También en París, el comité de solidaridad con Ingrid Betancourt (CSIB) consideró que la muerte de Marulanda es un "verdadero sismo para las FARC" y estimó que la "evolución de la situación de Ingrid y de los rehenes está inevitablemente vinculada a la evolución del movimiento de las FARC".
NUEVA ESTRUCTURA
Cano impulsó en los años ochenta la creación del partido Unión Patriótica que las FARC conformaron durante la negociación de paz con el gobierno de Belisario Betancourt (1982-86).
Su trabajo político se vio también reflejado en la aprobación de las FARC de crear el Movimiento Bolivariano y el Partido Comunista Clandestino.

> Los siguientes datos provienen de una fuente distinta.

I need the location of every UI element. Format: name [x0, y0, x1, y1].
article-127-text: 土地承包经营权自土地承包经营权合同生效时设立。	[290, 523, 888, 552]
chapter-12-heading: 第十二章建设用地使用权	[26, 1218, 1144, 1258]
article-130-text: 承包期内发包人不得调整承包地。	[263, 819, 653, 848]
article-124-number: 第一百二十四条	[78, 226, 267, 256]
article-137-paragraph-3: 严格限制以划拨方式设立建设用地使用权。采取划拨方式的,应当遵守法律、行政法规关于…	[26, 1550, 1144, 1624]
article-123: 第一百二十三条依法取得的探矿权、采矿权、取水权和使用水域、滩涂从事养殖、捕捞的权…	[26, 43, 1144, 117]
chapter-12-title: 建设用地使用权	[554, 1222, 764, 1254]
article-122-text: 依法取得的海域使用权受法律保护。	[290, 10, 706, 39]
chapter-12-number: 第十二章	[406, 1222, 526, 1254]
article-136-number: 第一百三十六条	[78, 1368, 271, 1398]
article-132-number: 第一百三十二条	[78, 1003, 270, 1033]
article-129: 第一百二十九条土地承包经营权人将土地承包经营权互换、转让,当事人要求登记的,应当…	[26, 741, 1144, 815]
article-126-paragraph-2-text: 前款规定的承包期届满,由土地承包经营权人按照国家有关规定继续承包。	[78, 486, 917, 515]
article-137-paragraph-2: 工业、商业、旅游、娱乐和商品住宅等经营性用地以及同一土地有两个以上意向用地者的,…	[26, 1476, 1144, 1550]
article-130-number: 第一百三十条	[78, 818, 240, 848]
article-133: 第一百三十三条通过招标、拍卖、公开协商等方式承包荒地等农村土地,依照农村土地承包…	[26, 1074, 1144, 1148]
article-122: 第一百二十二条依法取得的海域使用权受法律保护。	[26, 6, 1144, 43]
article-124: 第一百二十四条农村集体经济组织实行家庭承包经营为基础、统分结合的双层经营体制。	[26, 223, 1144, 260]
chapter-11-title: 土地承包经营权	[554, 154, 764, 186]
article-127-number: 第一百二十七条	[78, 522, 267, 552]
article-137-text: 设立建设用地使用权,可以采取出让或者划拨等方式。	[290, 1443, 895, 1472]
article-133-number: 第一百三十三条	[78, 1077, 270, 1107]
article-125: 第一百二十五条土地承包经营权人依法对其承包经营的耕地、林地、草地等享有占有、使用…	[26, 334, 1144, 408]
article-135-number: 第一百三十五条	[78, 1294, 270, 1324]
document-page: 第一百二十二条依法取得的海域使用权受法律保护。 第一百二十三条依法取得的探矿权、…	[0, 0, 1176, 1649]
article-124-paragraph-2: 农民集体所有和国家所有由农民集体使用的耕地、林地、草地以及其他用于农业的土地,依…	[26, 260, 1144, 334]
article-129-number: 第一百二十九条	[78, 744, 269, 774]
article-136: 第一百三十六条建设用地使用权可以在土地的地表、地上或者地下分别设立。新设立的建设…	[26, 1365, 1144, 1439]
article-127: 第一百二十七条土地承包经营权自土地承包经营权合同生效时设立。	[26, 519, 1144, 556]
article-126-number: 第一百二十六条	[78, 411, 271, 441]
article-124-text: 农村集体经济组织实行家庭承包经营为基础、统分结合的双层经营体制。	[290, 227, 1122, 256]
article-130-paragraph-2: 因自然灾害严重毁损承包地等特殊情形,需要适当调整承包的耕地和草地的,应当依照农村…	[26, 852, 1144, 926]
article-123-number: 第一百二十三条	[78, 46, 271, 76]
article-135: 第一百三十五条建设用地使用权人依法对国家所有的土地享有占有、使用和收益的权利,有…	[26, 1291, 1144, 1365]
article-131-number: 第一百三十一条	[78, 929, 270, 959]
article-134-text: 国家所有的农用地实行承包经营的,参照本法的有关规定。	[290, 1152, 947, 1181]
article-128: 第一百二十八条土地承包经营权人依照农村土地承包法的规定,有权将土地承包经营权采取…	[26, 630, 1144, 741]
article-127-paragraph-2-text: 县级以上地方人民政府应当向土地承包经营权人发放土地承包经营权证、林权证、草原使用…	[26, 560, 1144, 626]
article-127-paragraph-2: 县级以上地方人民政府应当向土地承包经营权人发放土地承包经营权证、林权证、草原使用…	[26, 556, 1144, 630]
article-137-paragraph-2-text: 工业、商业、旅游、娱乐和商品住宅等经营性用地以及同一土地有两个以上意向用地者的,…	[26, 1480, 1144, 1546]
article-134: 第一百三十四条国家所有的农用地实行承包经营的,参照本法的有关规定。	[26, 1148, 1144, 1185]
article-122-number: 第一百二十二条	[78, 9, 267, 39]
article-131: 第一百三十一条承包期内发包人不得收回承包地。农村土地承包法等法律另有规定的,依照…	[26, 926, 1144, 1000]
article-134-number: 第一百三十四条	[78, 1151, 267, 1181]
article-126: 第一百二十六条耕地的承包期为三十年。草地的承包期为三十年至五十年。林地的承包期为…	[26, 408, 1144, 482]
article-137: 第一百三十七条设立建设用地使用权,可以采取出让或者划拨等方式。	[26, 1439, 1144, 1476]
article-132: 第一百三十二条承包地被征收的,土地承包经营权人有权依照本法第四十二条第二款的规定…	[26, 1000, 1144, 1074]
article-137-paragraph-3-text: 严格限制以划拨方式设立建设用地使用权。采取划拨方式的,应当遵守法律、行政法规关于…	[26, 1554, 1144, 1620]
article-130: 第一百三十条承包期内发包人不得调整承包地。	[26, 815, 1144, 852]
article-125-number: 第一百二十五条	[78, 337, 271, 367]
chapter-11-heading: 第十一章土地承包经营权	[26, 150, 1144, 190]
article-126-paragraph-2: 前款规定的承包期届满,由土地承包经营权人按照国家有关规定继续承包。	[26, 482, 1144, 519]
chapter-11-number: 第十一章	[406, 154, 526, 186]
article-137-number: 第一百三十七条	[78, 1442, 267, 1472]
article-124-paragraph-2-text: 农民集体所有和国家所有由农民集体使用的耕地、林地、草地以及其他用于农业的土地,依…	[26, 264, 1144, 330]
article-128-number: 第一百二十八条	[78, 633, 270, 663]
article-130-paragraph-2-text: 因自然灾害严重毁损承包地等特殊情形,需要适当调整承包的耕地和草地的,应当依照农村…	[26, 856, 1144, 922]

"Si Cano logra consolidar su jefatura con la nueva estructura del Secretariado, podría eventualmente ayudar a conducir a las FARC hacia la salida política", señaló el politólogo Alejo Vargas, de la estatal universidad Nacional y autor de varios estudios sobre el conflicto colombiano.
Análisis
Puente generacional
Luis Eduardo Celis
Directivo de la ONG Corporación Nuevo Arco Iris y ex miembro del ELN
No hay que ver un antes y un después de Marulanda. El sucesor, Cano, representa un relevo muy esperado, porque es un hombre de más formación intelectual y es un puente entre la generación campesina de Marulanda y la generación más joven, urbana, formada en las universidades.
Tiene todo el respaldo de las FARC, así que su liderazgo no es sorpresa para nadie.
Las FARC representan la Colombia de la marginalidad campesina de la coca, y él (Cano) conoce muy bien su movimiento, al que ha dedicado más de la mitad de su vida. Ha compartido con todos los jefes de las FARC, así
que preveo un tránsito muy tranquilo.
Bajo su conducción, no va a haber un cambio significativo. Es una guerrilla reservada, meticulosa, conservadora. Ellos están en un pulso político y militar con el presidente (Álvaro) Uribe y eso no va cambiar.
Las transformaciones podrían venir si cambia el escenario político, por ejemplo si se consigue un acuerdo humanitario. Pero Uribe se ha empecinado en no acordar.